There are a number of very fine actors in Portland who honed their skills at the Portland Actors Conservatory (503-274-1717, www.actorsconservatory.com). The school's Summer on Stage program promises some of the same in-depth training in two sessions, July 9 through July 25 and July 30 through Aug. 15, with a staged showcase at the end.
A North Portland arts hub, the Interstate Firehouse Cultural Center (503-823-4322, www.ifccarts.org) specializes in cultural cross-pollination. Watch for its Portland Theatre Brigade (www.theatrebrigade.org, 503-358-9938), a troupe of actors as young as 7 that performs frequently.
The Latino-oriented Miracle Theatre Group (525 S.E. Stark St., 503-236-7253, www.milagro.org) includes Pluma Nueva, a program for bilingual teens that involves an intensive, 12-week writing and performance workshop. Many of Milagro's productions are suited to younger audiences as well.

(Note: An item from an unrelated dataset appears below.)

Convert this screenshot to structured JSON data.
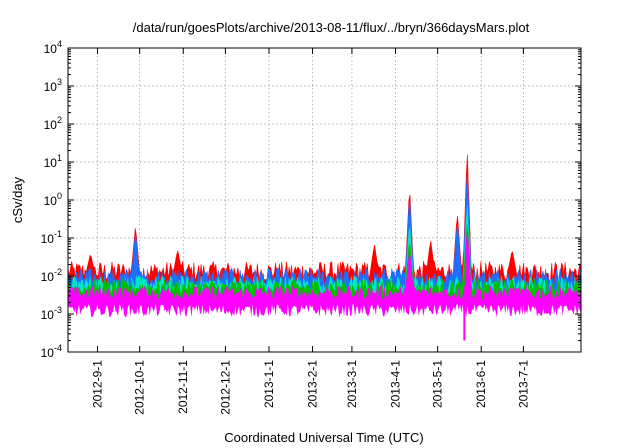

Director Damara Bennett of the School of Oregon Ballet Theatre (503-227-6890, www.obt.org/school) says enrollment has increased by more than 50 percent in her five years at the OBT feeder school. That's 200 ballet students and climbing. The high-performing school isn't for dabblers, but other local companies offer less commitment-heavy opportunities.
If the humor and irreverence that guides acclaimed contemporary company BodyVox is any indication, its BodyVox Kids DanceCamp (503-229-0627, www.bodyvox.com) for the young and performance-inclined will be a bargain at any price. Take your kids to see a BodyVox performance if you don't believe it. Camps begin June 16.

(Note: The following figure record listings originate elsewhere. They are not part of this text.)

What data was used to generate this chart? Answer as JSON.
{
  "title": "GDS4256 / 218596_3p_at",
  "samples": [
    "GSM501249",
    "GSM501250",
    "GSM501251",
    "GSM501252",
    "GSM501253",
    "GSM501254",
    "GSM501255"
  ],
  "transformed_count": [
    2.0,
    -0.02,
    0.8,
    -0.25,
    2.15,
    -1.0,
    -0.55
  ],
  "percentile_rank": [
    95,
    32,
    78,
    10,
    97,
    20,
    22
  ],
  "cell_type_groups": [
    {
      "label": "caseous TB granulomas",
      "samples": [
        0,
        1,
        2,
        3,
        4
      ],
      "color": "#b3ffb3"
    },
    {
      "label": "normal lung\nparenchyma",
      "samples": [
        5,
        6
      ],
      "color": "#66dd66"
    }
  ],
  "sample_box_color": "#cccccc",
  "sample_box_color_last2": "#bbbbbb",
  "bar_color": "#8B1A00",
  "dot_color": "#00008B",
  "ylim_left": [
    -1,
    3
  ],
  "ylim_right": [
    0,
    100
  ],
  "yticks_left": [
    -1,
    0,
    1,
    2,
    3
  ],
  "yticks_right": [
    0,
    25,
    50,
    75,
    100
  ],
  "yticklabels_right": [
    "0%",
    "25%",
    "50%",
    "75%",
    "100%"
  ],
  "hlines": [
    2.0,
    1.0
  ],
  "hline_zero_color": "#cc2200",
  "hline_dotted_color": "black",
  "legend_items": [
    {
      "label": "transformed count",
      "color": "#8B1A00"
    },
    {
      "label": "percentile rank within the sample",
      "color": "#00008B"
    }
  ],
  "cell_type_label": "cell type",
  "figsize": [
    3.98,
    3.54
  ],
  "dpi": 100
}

The magical movement troupe Do Jump! (503-231-1232, www.dojump.org) offers four matinee performances beginning May 16. If you like what you see, the company's Physical Theatre School, for kids as young as 3 1/2, begins June 16 and culminates with a family camp workshop July 12.
Every performance by Suzanne Kenney's acrobatic Pendulum Aerial Dance Theatre (503-319-5486, www.pendulumdancetheatre.org) and its youth corps, the Pendulum Flyers, is an invitation to let the imagination soar, even if it brings the possibility that your kid will want to become a circus performer.
Catch them in their new show, 'Dawn.' (7:30 p.m. Saturday and Sunday, May 3 and May 4, French American International School, 8500 N.W. Johnson St., $15-$25)
ARTS AND CRAFTS
Drummer Obo Addy, a Ghanaian import, is the force behind the four weeklong camps that make up the African Arts Summer Camps (503-288-3025, www.homowo.org). Kids learn about African music, dance, art and culture in locations around the metro area, beginning June 23.
The Contemporary Craft Museum (724 N.W. Davis St., 503-223-2654, www.museumofcontemporarycraft.org) offers Family Discovery Sundays, 1 p.m. to 4 p.m. the last Sunday of every month, while the Oregon College of Art and Craft (8245 S.W. Barnes Road, 503-297-5544, www.ocac.edu) has weekend classes and family workshops as well as day camps during the summer.
The Portland Children's Museum (503-471-9911, www.portlandcm.org) offers its Summer Day Camp June 30 through July 25 and June 30 through Aug. 8; MetroArts (503-245-4885, www.metroartsinc.org) has two weeklong kids camps July 14 through July 18 and July 21 through July 25.
There are well-run summer programs around the city. Northeast Portland parents rave about the annual Grace Art Camp (503-331-8155, www.grace-institute.org) an arts-heavy set of seven one-week sessions that begin July 7.
Pacific Northwest College of Art (503-821-8967, www.pnca.edu) offers classes for kids ages 4 to 18 during the spring and fall as well as weeklong workshops in the summer.